Wer mit dem Wohnmobil unterwegs ist, muss sich vor dem Dunkelwerden darüber klar sein, wo man die Nacht verbringen will. Ob man frei steht, auf einem Campingplatz eincheckt oder auf einem Stellplatz unterkommt ist letzten Endes von vielen Faktoren abhängig.
Ein Faktor ist: Was bin ich für ein Campingtyp? Der die Freiheit liebende Abenteurer wird sich immer für einen Platz in der freien Natur entscheiden, der urbane Campertyp nimmt den Stellplatz und der überzeugte Camper halt den Campingplatz. Mischtypen nehmen es wie’s kommt oder sorgen für eine bunter Mischung, je nach Lage der Dinge oder der aktuellen Befindlichkeit.

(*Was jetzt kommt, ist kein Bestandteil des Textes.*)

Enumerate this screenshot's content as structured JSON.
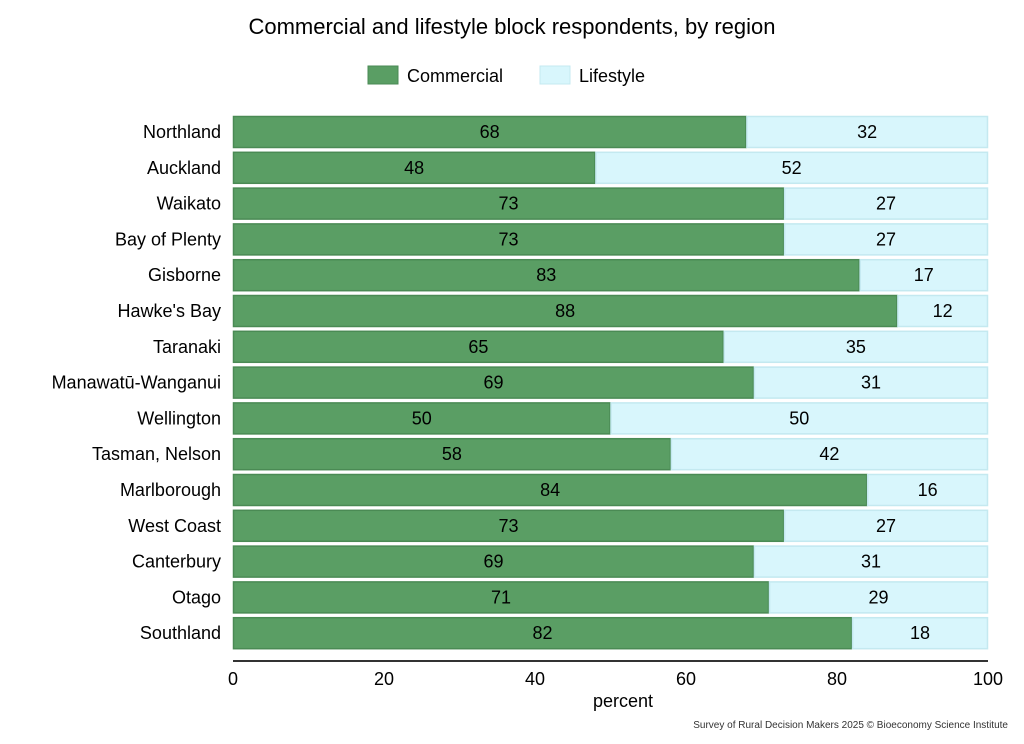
{
  "chart_data": {
    "type": "bar",
    "orientation": "horizontal",
    "stacked": true,
    "title": "Commercial and lifestyle block respondents, by region",
    "xlabel": "percent",
    "ylabel": "",
    "xlim": [
      0,
      100
    ],
    "xticks": [
      0,
      20,
      40,
      60,
      80,
      100
    ],
    "legend_position": "top",
    "categories": [
      "Northland",
      "Auckland",
      "Waikato",
      "Bay of Plenty",
      "Gisborne",
      "Hawke's Bay",
      "Taranaki",
      "Manawatū-Wanganui",
      "Wellington",
      "Tasman, Nelson",
      "Marlborough",
      "West Coast",
      "Canterbury",
      "Otago",
      "Southland"
    ],
    "series": [
      {
        "name": "Commercial",
        "color": "#5a9e64",
        "border": "#4a8a54",
        "values": [
          68,
          48,
          73,
          73,
          83,
          88,
          65,
          69,
          50,
          58,
          84,
          73,
          69,
          71,
          82
        ]
      },
      {
        "name": "Lifestyle",
        "color": "#d8f6fc",
        "border": "#c4e9f0",
        "values": [
          32,
          52,
          27,
          27,
          17,
          12,
          35,
          31,
          50,
          42,
          16,
          27,
          31,
          29,
          18
        ]
      }
    ],
    "caption": "Survey of Rural Decision Makers 2025 © Bioeconomy Science Institute"
  }
}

Das soll jeder machen wie er mag. Wir haben auf unserer Reise etwa 50 % der Zeit frei gestanden. In Georgien oder Azerbaijan ging das gar nicht anders, auch in der Türkei ist die Campingplatzdichte nicht so, dass man da immer was adäquates findet.
Das “Wir stehen grundsätzlich frei!” ist eine Aussage, mit der ich nicht so gut klarkomme, auch wenn ich mit vielen dieser überzeugten Freisteher ein sehr gutes Verhältnis pflege. Mein Unbehagen hat soziale, ökonomische und ökologische Gründe und wirklich nichts persönliches.
Die Scharen von Overlandern, die in Marokko, im Iran oder Usbekistan einfallen sind dank ihrer Ausrüstung nicht auf die sich langsam in diesen Ländern aufbauende Infrastruktur angewiesen, und lassen demzufolge auch kein Geld dort. Das Lebensmodell verlangt Sparsamkeit, daher profitiert der lokale Tourismus “0” von diesen Reisenden. Mehr noch: Expeditionsfahrzeuge stehen oft an den schönsten und meist auch besonders geschützen Plätzen. Der Weg zu diesen Plätzen führt oft duch die Natur. Pflanzen werden zerstört, Tiere vertrieben, Boden verdichtet. Irgendwann muss Abwasser entworgt werden oder Müll. Und die ganze Nacht durch läuft die Dieselheizung. Ob da jetzt ein Verbotsschild steht oder nicht, tut mal nichts zur Sache. Dem überfahrenen Salamander ist das egal…
Noch regt sich in den Ländern entlang der Overland-Routen noch nicht wirklich jemand darüber auf, doch das wird kommen. Ich bin der Meinung, dass wir das Recht, die Natur und die Infrastrukturen dieser Länder kostenlos und ohne jedes Unrechtsbewusstsein und ohne jedes Entgelt zu nutzen, nicht haben und ich empfinde das teils sogar als modernen Kolonialismus, wenn wir die Armut in den besuchten Ländern ignorieren .
Ganz ohne Freistehen geht es nicht – dass ist auch mir klar. Wir stehen gern an Kirchen oder Klöstern, fragen aber immer vorher und sind damit bislang gut gefahren. Wenn ich das Abenteuer suche, dann fahre ich in den Washlowani-Nationalpark (Georgien) oder in den Shirwan-Park (Azerbaijan) – da muss und darf man übernachten und das ist dann “echte” Wildnis ohne Lidl an der nächsten Straßenkreuzung.
Aber zurück nach Europa, oder Deutschland: Wenn hier wer der Politesse ein Schnippchen schlägt und schläft, wo er nicht schlafen darf, dann geht das absolut in Ordnung. Aber Wohnmobile haben NICHTS in Naturschutzgebieten zu suchen und auch nichts im Wald, in Heidelandschaften oder verkehrsberuhigten Wohngebieten. In Ländern wie Frankreich oder Spanien ist Freistehen behördlich untersagt und es gibt auch keine Notwendigkeit aufgrund der hervorragenden Infrastruktur für Wohnmobile.
Ich will keinen Streit mit überzeugten Freistehern – aber ich möchte auch nicht alle Augen zudrücken und auch nicht zu allem schweigen. Wohnmobiltourismus hat nichts mit Umweltschutz oder dem Kampf für persönliche Freiheitsrechte zu tun, und schon mal gar nichts mit Globalisierung, Multikulti oder sonstwas…
Freistehen nimmt sich ein Recht heraus, das es nicht gibt. Das muss allen Freistehern klar sein. Begründungen dafür gibt es nicht – weder am Bodensee noch am Vansee.